Ok so now for the super awesomeness of Rust. My enum is going to have four states, LabelLengthOrPointer == start
, Label
, Pointer
, Root == end
.
/// This is the list of states for the label parsing state machine
enum LabelParseState {
LabelLengthOrPointer, // basically the start of the FSM
Label(u8), // storing length of the label
Pointer(u8), // location of pointer in slice,
Root, // root is the end of the labels list, aka null
}
Ok, now for the code to run the state machine:
/// parses the chain of labels
/// this has a max of 255 octets, with each label being less than 63.
/// all names will be stored lowercase internally.
/// This will consume the portions of the Vec which it is reading...

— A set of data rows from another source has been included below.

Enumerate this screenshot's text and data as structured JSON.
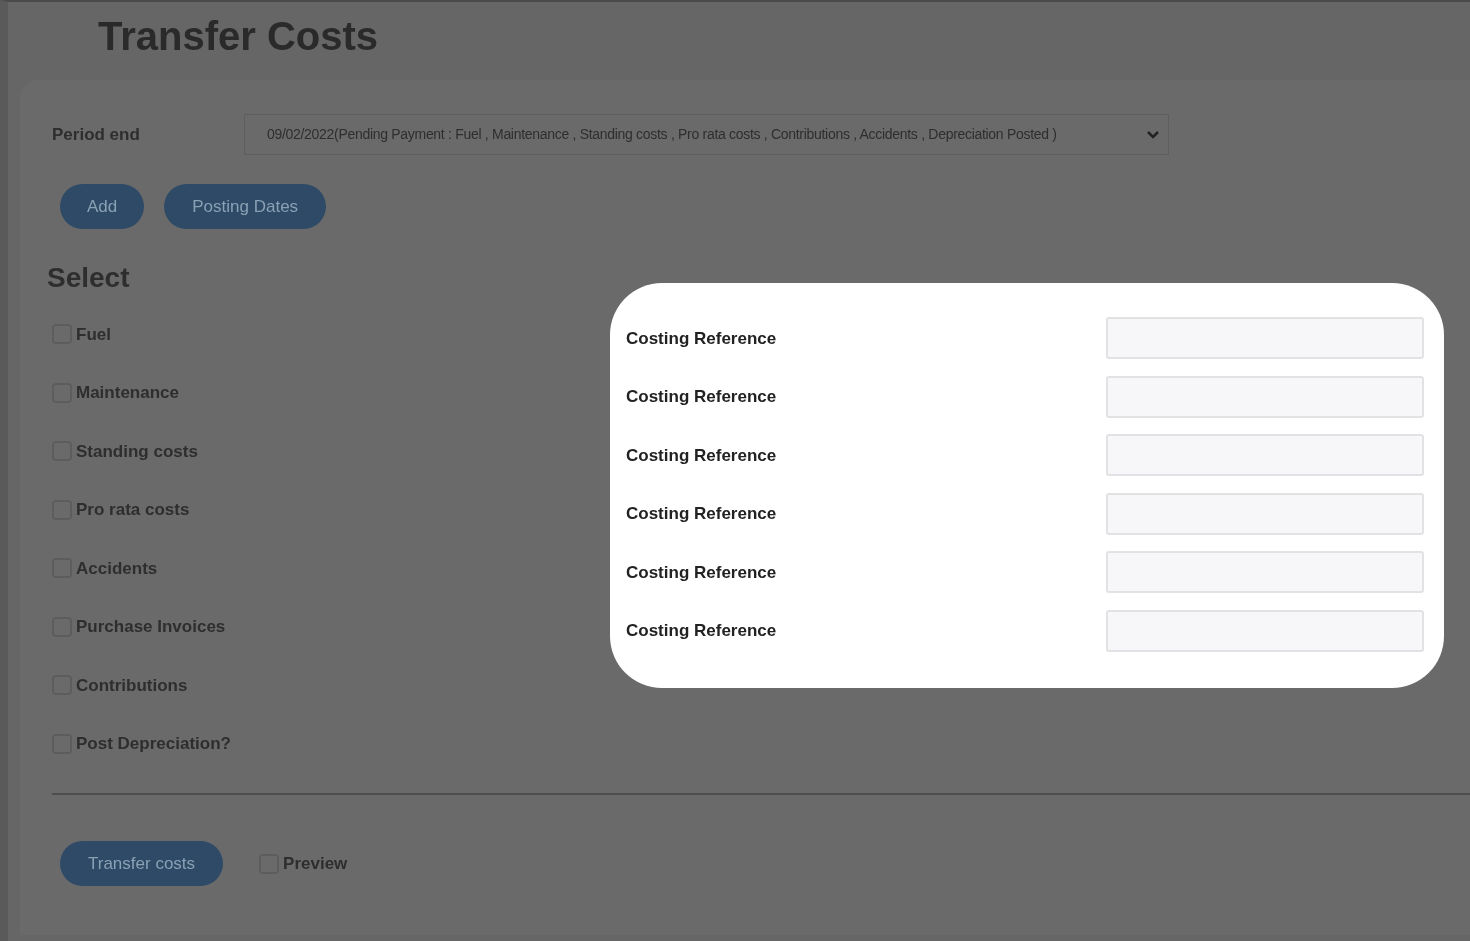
{
  "page_title": "Transfer Costs",
  "period_end": {
    "label": "Period end",
    "value": "09/02/2022(Pending Payment : Fuel , Maintenance , Standing costs , Pro rata costs , Contributions , Accidents , Depreciation Posted )"
  },
  "buttons": [
    "Add",
    "Posting Dates"
  ],
  "select": {
    "heading": "Select",
    "options": [
      {
        "label": "Fuel",
        "checked": false
      },
      {
        "label": "Maintenance",
        "checked": false
      },
      {
        "label": "Standing costs",
        "checked": false
      },
      {
        "label": "Pro rata costs",
        "checked": false
      },
      {
        "label": "Accidents",
        "checked": false
      },
      {
        "label": "Purchase Invoices",
        "checked": false
      },
      {
        "label": "Contributions",
        "checked": false
      },
      {
        "label": "Post Depreciation?",
        "checked": false
      }
    ]
  },
  "costing_references": [
    {
      "label": "Costing Reference"
    },
    {
      "label": "Costing Reference"
    },
    {
      "label": "Costing Reference"
    },
    {
      "label": "Costing Reference"
    },
    {
      "label": "Costing Reference"
    },
    {
      "label": "Costing Reference"
    }
  ],
  "footer": {
    "button": "Transfer costs",
    "preview": {
      "label": "Preview",
      "checked": false
    }
  }
}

pub fn parse(slice: &mut Vec<u8>) -> Result<Name, FromUtf8Error> {
let mut state: LabelParseState = LabelParseState::LabelLengthOrPointer;
let mut labels: Vec<String> = Vec::with_capacity(3); // www.example.com
// assume all chars are utf-8. We're doing byte-by-byte operations,
// no endianess issues...
// reserved: (1000 0000 aka 0800) && (0100 0000 aka 0400)
// pointer: (slice == 1100 0000 aka C0), then 03FF & slice = offset
// label: 03FF & slice = length; slice.next(length) = label
// root: 0000
loop {
state = match state {
LabelParseState::LabelLengthOrPointer => {
// determine what the next label is
match slice.pop() {
Some(0) | None => LabelParseState::Root,
Some(byte) if byte & 0xC0 == 0xC0 =>
LabelParseState::Pointer(byte & 0x3F),
Some(byte) if byte <= 0x3F => LabelParseState::Label(byte),
_ => unimplemented!(),
}
},
LabelParseState::Label(count) => {
labels.push(try!(util::parse_label(slice, count)));
// reset to collect more data
LabelParseState::LabelLengthOrPointer
},
LabelParseState::Pointer(offset) => {
// lookup in the hashmap the label to use
unimplemented!()
},
LabelParseState::Root => {
// technically could return here...
break;
}
}
}
Ok(Name { labels: labels })
}
code here.
So I'll just point out a couple of things that Rust does for us here: 1) guarantee that all states are considered 2) that each state has a result because of the assignment to the state. You'll notice that there are some unimplemented!()'s in there, that's because this is a work in progress, but I was so excited about how easy it was to write an FSM in Rust with just the standard language semantics, that I just had to share.
Basically, the sweet sauce here is that the 'state' can carry context implicitly in the enum as part of it's tuple definition. You can obviously make that more complex than what I did here, but this was such a simple and elegant solution to a common problem.
Conclusion
Rust continues to impress me while learning it. There are definitely some oddities like enum's being called enum's when they really are something else. Also, I continue to fight the compiler on mutability around ownership, etc. It's not that I don't get the ownership model, I do... it's that after working with a GC in Java for so long, I have to train myself to think about it each time I pass a reference to something, and as far as I can tell 90% of the time I'm getting it wrong the first time.
Anyway, getting back to hacking DNS now.